O mentor das propostas, incluindo a que cria a transação fiscal, é o atual Advogado Geral da União (AGU), o ministro Luis Ínácio Adams, que comandou a Procuradoria Geral da Fazenda Nacional (PGFN), responsável pela gestão da dívida ativa. O mecanismo da transação tributária é adotado em países como Estados Unidos, Itália e Portugal. Com a novidade, o governo quer reduzir o o monstruoso passivo tributário da União, de cerca de R$ 1 trilhão. É quase o valor total arrecadado em impostos em um ano.
O governo também alega que as medidas vão desafogar o Judiciário, pondo fim às longas disputas tributárias. Dados da AGU apontam a existência de quase 7,5 milhões de processos em andamento envolvendo tributos federais, incluindo as contribuições previdenciárias, que somam perto de 5 milhões.

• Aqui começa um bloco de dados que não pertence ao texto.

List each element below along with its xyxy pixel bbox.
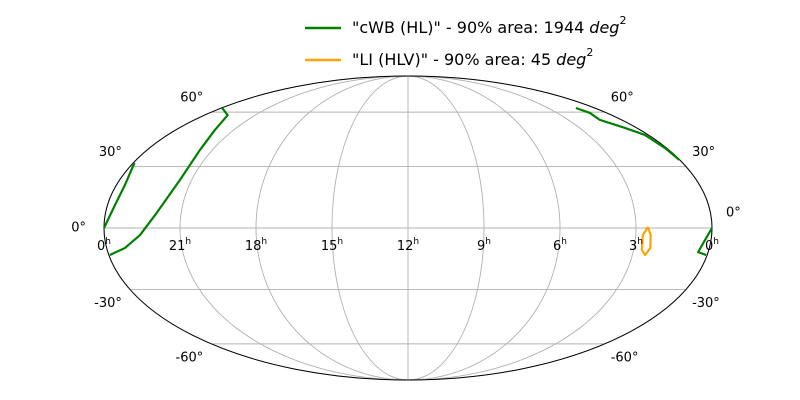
x-tick-label: 9h — [477, 237, 491, 254]
contour-line — [640, 226, 652, 257]
tick-unit: h — [485, 237, 491, 247]
legend: "cWB (HL)" - 90% area: 1944 deg2"LI (HLV)… — [305, 14, 626, 69]
contours — [103, 106, 713, 257]
tick-number: 0 — [97, 239, 105, 254]
y-tick-label: -30° — [94, 296, 122, 311]
tick-number: 18 — [245, 239, 262, 254]
tick-unit: h — [261, 237, 267, 247]
y-tick-label: 30° — [692, 145, 715, 160]
x-tick-label: 12h — [397, 237, 419, 254]
tick-number: 12 — [397, 239, 414, 254]
y-tick-label: 30° — [99, 145, 122, 160]
legend-unit: deg — [556, 50, 586, 69]
x-tick-label: 3h — [629, 237, 643, 254]
tick-number: 6 — [553, 239, 561, 254]
tick-number: 15 — [321, 239, 338, 254]
tick-unit: h — [713, 237, 719, 247]
legend-unit-exponent: 2 — [619, 14, 626, 27]
y-tick-label: 60° — [180, 91, 203, 106]
legend-unit-exponent: 2 — [586, 46, 593, 59]
tick-unit: h — [337, 237, 343, 247]
legend-name: "cWB (HL)" - 90% area: 1944 — [352, 18, 584, 37]
x-tick-label: 15h — [321, 237, 343, 254]
tick-unit: h — [105, 237, 111, 247]
grid — [103, 75, 713, 381]
tick-unit: h — [413, 237, 419, 247]
x-tick-label: 0h — [705, 237, 719, 254]
y-tick-label: -60° — [611, 350, 639, 365]
x-tick-label: 18h — [245, 237, 267, 254]
y-tick-label: 0° — [726, 206, 741, 221]
y-tick-label: 0° — [71, 221, 86, 236]
x-tick-label: 6h — [553, 237, 567, 254]
legend-unit: deg — [589, 18, 619, 37]
contour-line — [103, 106, 713, 257]
legend-entry: "cWB (HL)" - 90% area: 1944 deg2 — [352, 14, 626, 37]
tick-unit: h — [637, 237, 643, 247]
tick-unit: h — [561, 237, 567, 247]
tick-number: 21 — [169, 239, 186, 254]
x-tick-label: 21h — [169, 237, 191, 254]
y-tick-label: -30° — [692, 296, 720, 311]
tick-number: 0 — [705, 239, 713, 254]
y-tick-label: 60° — [611, 91, 634, 106]
tick-unit: h — [185, 237, 191, 247]
tick-number: 3 — [629, 239, 637, 254]
labels: 0h 21h 18h 15h 12h 9h 6h 3h 0h-60° -60°-30° -30°0°… — [71, 91, 741, 366]
y-tick-label: -60° — [176, 350, 204, 365]
x-tick-label: 0h — [97, 237, 111, 254]
tick-number: 9 — [477, 239, 485, 254]
legend-name: "LI (HLV)" - 90% area: 45 — [352, 50, 551, 69]
legend-entry: "LI (HLV)" - 90% area: 45 deg2 — [352, 46, 593, 69]
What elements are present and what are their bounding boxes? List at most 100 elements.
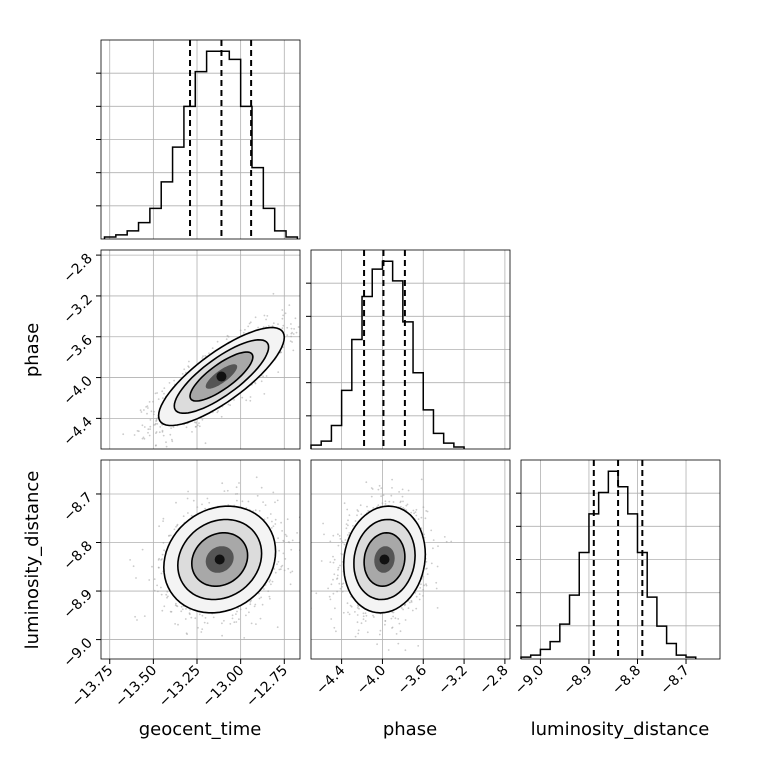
sample-point (270, 583, 272, 586)
sample-point (238, 482, 240, 484)
sample-point (436, 607, 439, 609)
sample-point (243, 637, 246, 639)
sample-point (292, 333, 295, 335)
sample-point (398, 491, 400, 493)
sample-point (358, 607, 360, 610)
sample-point (225, 338, 228, 341)
sample-point (267, 590, 270, 593)
sample-point (329, 598, 332, 601)
sample-point (231, 617, 234, 620)
histogram-step-geocent-time (103, 50, 299, 239)
sample-point (380, 495, 382, 498)
sample-point (432, 547, 434, 550)
sample-point (289, 583, 292, 586)
sample-point (226, 334, 229, 337)
sample-point (388, 500, 391, 503)
sample-point (384, 503, 387, 505)
sample-point (286, 518, 289, 521)
sample-point (147, 428, 150, 431)
sample-point (159, 426, 162, 428)
sample-point (333, 626, 336, 629)
sample-point (208, 352, 210, 355)
sample-point (284, 558, 287, 560)
panel-frame (100, 39, 301, 240)
sample-point (266, 517, 269, 519)
sample-point (254, 509, 257, 512)
sample-point (181, 373, 184, 375)
y-tick-label-luminosity-distance: −9.0 (60, 635, 95, 670)
sample-point (141, 437, 144, 440)
sample-point (204, 617, 207, 619)
sample-point (188, 612, 191, 614)
sample-point (249, 321, 252, 324)
sample-point (308, 338, 310, 340)
sample-point (430, 529, 433, 532)
sample-point (187, 490, 190, 493)
sample-point (390, 617, 393, 620)
sample-point (417, 645, 420, 647)
sample-point (432, 539, 435, 541)
sample-point (153, 424, 155, 426)
sample-point (291, 539, 294, 542)
sample-point (291, 341, 293, 343)
sample-point (422, 588, 425, 591)
sample-point (384, 620, 387, 622)
sample-point (157, 398, 160, 400)
sample-point (346, 508, 349, 511)
sample-point (211, 347, 214, 349)
sample-point (281, 317, 284, 320)
sample-point (344, 539, 347, 541)
sample-point (165, 441, 167, 444)
sample-point (134, 615, 137, 618)
sample-point (250, 599, 253, 602)
sample-point (220, 415, 223, 418)
sample-point (236, 610, 238, 613)
sample-point (399, 630, 402, 633)
sample-point (426, 573, 429, 575)
sample-point (365, 481, 368, 484)
sample-point (190, 514, 193, 517)
labels: geocent_time phase luminosity_distance p… (22, 323, 709, 740)
panels: −13.75−13.50−13.25−13.00−12.75 −4.4 −4.0 −3… (60, 39, 721, 710)
sample-point (166, 590, 169, 593)
sample-point (201, 418, 204, 421)
x-tick-label-luminosity-distance: −8.7 (657, 663, 692, 698)
sample-point (329, 540, 332, 543)
sample-point (290, 327, 293, 330)
sample-point (186, 497, 189, 500)
sample-point (380, 487, 383, 489)
sample-point (148, 579, 151, 581)
histogram-step-phase (310, 260, 465, 449)
sample-point (272, 491, 275, 494)
sample-point (139, 409, 142, 412)
sample-point (183, 368, 186, 371)
sample-point (402, 507, 405, 509)
sample-point (377, 504, 380, 507)
sample-point (270, 527, 273, 529)
sample-point (357, 510, 360, 513)
sample-point (360, 513, 363, 516)
sample-point (418, 598, 421, 601)
sample-point (190, 616, 193, 619)
sample-point (147, 407, 149, 409)
sample-point (296, 532, 298, 534)
sample-point (241, 396, 244, 399)
sample-point (263, 393, 266, 395)
sample-point (282, 324, 285, 327)
x-tick-label-phase: −4.4 (313, 662, 348, 697)
sample-point (281, 530, 283, 532)
sample-point (359, 504, 362, 507)
sample-point (206, 622, 209, 625)
sample-point (410, 511, 413, 514)
sample-point (372, 507, 375, 509)
sample-point (348, 532, 351, 534)
sample-point (450, 540, 453, 543)
x-tick-label-luminosity-distance: −8.8 (609, 663, 644, 698)
sample-point (277, 537, 279, 540)
sample-point (163, 387, 166, 389)
sample-point (277, 371, 280, 373)
sample-point (337, 568, 339, 571)
x-tick-label-phase: −2.8 (476, 663, 511, 698)
sample-point (397, 618, 400, 620)
sample-point (284, 312, 287, 315)
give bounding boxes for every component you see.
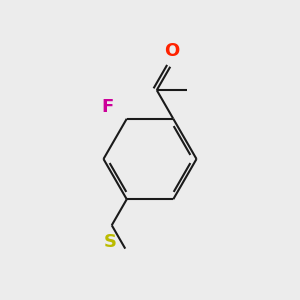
Text: F: F bbox=[101, 98, 113, 116]
Text: S: S bbox=[104, 233, 117, 251]
Text: O: O bbox=[164, 42, 179, 60]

“É um contencioso invencível para os oito mil advogados e procuradores da União,” afirmou o diretor da Escola da Advocacia Geral da União (AGU), Jefferson Carús Guedes, recentemente em evento promovido pela Brazilian-American Chamber of Commerce of Florida e o escritório Mattos Filho Veiga Filho Marrey Jr. e Quiroga Advogados.
O advogado Marcos Joaquim Gonçalves Alves, sócio do escritório, vê com bons olhos a possibilidade de os contribuintes negociarem com o fisco. Segundo ele, nos Estados Unidos, os conflitos são solucionados num prazo de 14 meses por meio de mecanismo semelhante ao da transação tributária. “A relação entre o fisco e os contribuintes é tão conflituosa no Brasil que o ministro Adams costuma classificá-la de surda. É necessário mudar esse relacionamento”, concluiu o advogado.